If you’re using a Windows-based cloud VM, then WildPackets makes your job even easier. You can deploy OmniVirtual for direct access to those packets from OmniPeek, or use OmniPeek Remote Assistant for a cost-effective way to create encrypted packet capture files on-demand on remote systems.

End-User Experience
It’s possible to judge how well a service is performing from an end-user’s perspective by measuring the application latency at the server from a network perspective. While we go into this in depth in some of our other blog posts, the key is to measure the time between when the user’s request is received and when the server sends the response. It’s a lot easier to do this with the Compass dashboard, which started graphing application latency automatically in OmniPeek version 7.

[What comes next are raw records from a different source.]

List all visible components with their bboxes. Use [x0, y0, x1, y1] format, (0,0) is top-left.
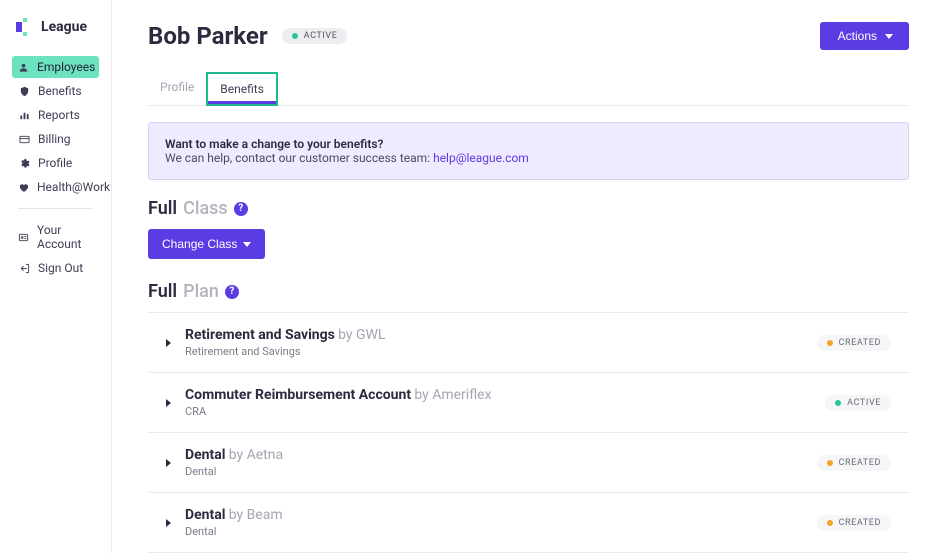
- plan-row[interactable]: Dental by Beam Dental CREATED: [148, 493, 909, 553]
- tab-benefits[interactable]: Benefits: [206, 72, 278, 106]
- notice-banner: Want to make a change to your benefits? …: [148, 122, 909, 180]
- class-section-title: Full Class ?: [148, 198, 909, 219]
- status-dot-icon: [835, 400, 841, 406]
- sidebar-item-label: Your Account: [37, 223, 93, 251]
- sidebar-item-reports[interactable]: Reports: [12, 104, 99, 126]
- plan-main: Retirement and Savings by GWL Retirement…: [185, 327, 803, 358]
- caret-down-icon: [243, 242, 251, 247]
- main-content: Bob Parker ACTIVE Actions Profile Benefi…: [112, 0, 939, 553]
- caret-down-icon: [885, 34, 893, 39]
- page-header: Bob Parker ACTIVE Actions: [148, 22, 909, 50]
- card-icon: [18, 133, 30, 145]
- shield-icon: [18, 85, 30, 97]
- status-dot-icon: [292, 33, 298, 39]
- plan-name: Dental: [185, 507, 225, 523]
- plan-status-pill: CREATED: [817, 455, 891, 471]
- class-word2: Class: [183, 198, 228, 219]
- expand-caret-icon[interactable]: [166, 339, 171, 347]
- status-dot-icon: [827, 340, 833, 346]
- plan-row[interactable]: Retirement and Savings by GWL Retirement…: [148, 313, 909, 373]
- plan-section-title: Full Plan ?: [148, 281, 909, 302]
- notice-email-link[interactable]: help@league.com: [433, 151, 529, 165]
- plan-status-pill: CREATED: [817, 335, 891, 351]
- sidebar-item-benefits[interactable]: Benefits: [12, 80, 99, 102]
- plan-status-text: ACTIVE: [847, 398, 881, 408]
- primary-nav: Employees Benefits Reports Billing Profi…: [0, 56, 111, 279]
- sidebar-item-label: Profile: [38, 156, 72, 170]
- help-icon[interactable]: ?: [225, 285, 239, 299]
- nav-divider: [18, 208, 93, 209]
- status-dot-icon: [827, 460, 833, 466]
- plan-list: Retirement and Savings by GWL Retirement…: [148, 312, 909, 553]
- sidebar-item-sign-out[interactable]: Sign Out: [12, 257, 99, 279]
- status-dot-icon: [827, 520, 833, 526]
- change-class-button[interactable]: Change Class: [148, 229, 265, 259]
- sidebar-item-label: Health@Work: [37, 180, 110, 194]
- heart-icon: [18, 181, 29, 193]
- plan-provider: by GWL: [338, 327, 385, 343]
- plan-main: Commuter Reimbursement Account by Amerif…: [185, 387, 811, 418]
- notice-heading: Want to make a change to your benefits?: [165, 137, 383, 151]
- expand-caret-icon[interactable]: [166, 459, 171, 467]
- status-text: ACTIVE: [304, 31, 338, 41]
- actions-button[interactable]: Actions: [820, 22, 909, 50]
- sidebar-item-label: Employees: [37, 60, 95, 74]
- header-left: Bob Parker ACTIVE: [148, 22, 347, 50]
- plan-word2: Plan: [183, 281, 219, 302]
- plan-status-pill: CREATED: [817, 515, 891, 531]
- plan-status-text: CREATED: [839, 518, 881, 528]
- plan-provider: by Beam: [229, 507, 283, 523]
- brand-logo[interactable]: League: [0, 18, 111, 56]
- plan-word1: Full: [148, 281, 177, 302]
- chart-icon: [18, 109, 30, 121]
- user-icon: [18, 61, 29, 73]
- plan-sub: Dental: [185, 525, 803, 538]
- status-badge: ACTIVE: [282, 28, 348, 44]
- plan-row[interactable]: Commuter Reimbursement Account by Amerif…: [148, 373, 909, 433]
- sidebar-item-billing[interactable]: Billing: [12, 128, 99, 150]
- brand-name: League: [41, 19, 87, 35]
- expand-caret-icon[interactable]: [166, 399, 171, 407]
- sidebar-item-profile[interactable]: Profile: [12, 152, 99, 174]
- class-word1: Full: [148, 198, 177, 219]
- expand-caret-icon[interactable]: [166, 519, 171, 527]
- sidebar-item-healthatwork[interactable]: Health@Work: [12, 176, 99, 198]
- plan-main: Dental by Aetna Dental: [185, 447, 803, 478]
- help-icon[interactable]: ?: [234, 202, 248, 216]
- sidebar-item-label: Benefits: [38, 84, 82, 98]
- id-icon: [18, 231, 29, 243]
- notice-body: We can help, contact our customer succes…: [165, 151, 433, 165]
- plan-status-text: CREATED: [839, 338, 881, 348]
- actions-label: Actions: [838, 29, 877, 43]
- plan-name: Commuter Reimbursement Account: [185, 387, 411, 403]
- gear-icon: [18, 157, 30, 169]
- plan-name: Dental: [185, 447, 225, 463]
- plan-status-pill: ACTIVE: [825, 395, 891, 411]
- sidebar-item-label: Sign Out: [38, 261, 83, 275]
- tab-profile[interactable]: Profile: [148, 72, 206, 105]
- sidebar-item-label: Reports: [38, 108, 80, 122]
- logo-mark-icon: [16, 18, 34, 36]
- plan-main: Dental by Beam Dental: [185, 507, 803, 538]
- change-class-label: Change Class: [162, 237, 237, 251]
- plan-row[interactable]: Dental by Aetna Dental CREATED: [148, 433, 909, 493]
- plan-status-text: CREATED: [839, 458, 881, 468]
- sidebar-item-your-account[interactable]: Your Account: [12, 219, 99, 255]
- plan-sub: CRA: [185, 405, 811, 418]
- sidebar-item-employees[interactable]: Employees: [12, 56, 99, 78]
- page-title: Bob Parker: [148, 22, 268, 50]
- plan-provider: by Ameriflex: [414, 387, 491, 403]
- tabs: Profile Benefits: [148, 72, 909, 106]
- sidebar-item-label: Billing: [38, 132, 71, 146]
- plan-name: Retirement and Savings: [185, 327, 335, 343]
- sidebar: League Employees Benefits Reports Billin…: [0, 0, 112, 553]
- plan-provider: by Aetna: [229, 447, 283, 463]
- plan-sub: Retirement and Savings: [185, 345, 803, 358]
- plan-sub: Dental: [185, 465, 803, 478]
- signout-icon: [18, 262, 30, 274]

Application latency correlates with the end-user experience, because it indicates the absolute fastest rate that end users can start receiving their data. If the number is nice and fast, then the cloud VM is doing its job well, indicating that there’s not a need to deploy additional VMs to make the service faster.

Finding the Source of Slowness
If the end-user experience looks poor, based on the application latency measurement, then it’s time to look for root causes for the slowdown. Packet capture can help here too.

Most cloud-based applications are designed using Service-Oriented Architecture (SOA), which breaks the application apart into separate but interconnected modules. The classic example is a multi-tiered web site, with a static front end, dynamic middleware, and database. If the database is slow to return data to the middleware, then the entire application will run slowly.

If your cloud-based application is built with SOA principles to rely on external modules, then you can perform application latency measurement on your database queries, AJP requests, and other connectors between the different layers. That means that, in just a few minutes, you can not only measure how well your application is responding to your users, but also determine which layer of the SOA application is causing the current slowdown.

Cloud-based services have trained engineers to rely on dashboards, plug-ins, and server-specific stats to monitor the state of applications, but there’s a lot that packet capture has to offer, even in the IaaS cloud. The hard numbers that you as a network engineer can provide will help your company analyze their decision to run services in the cloud, and determine whether they’re getting their money’s worth.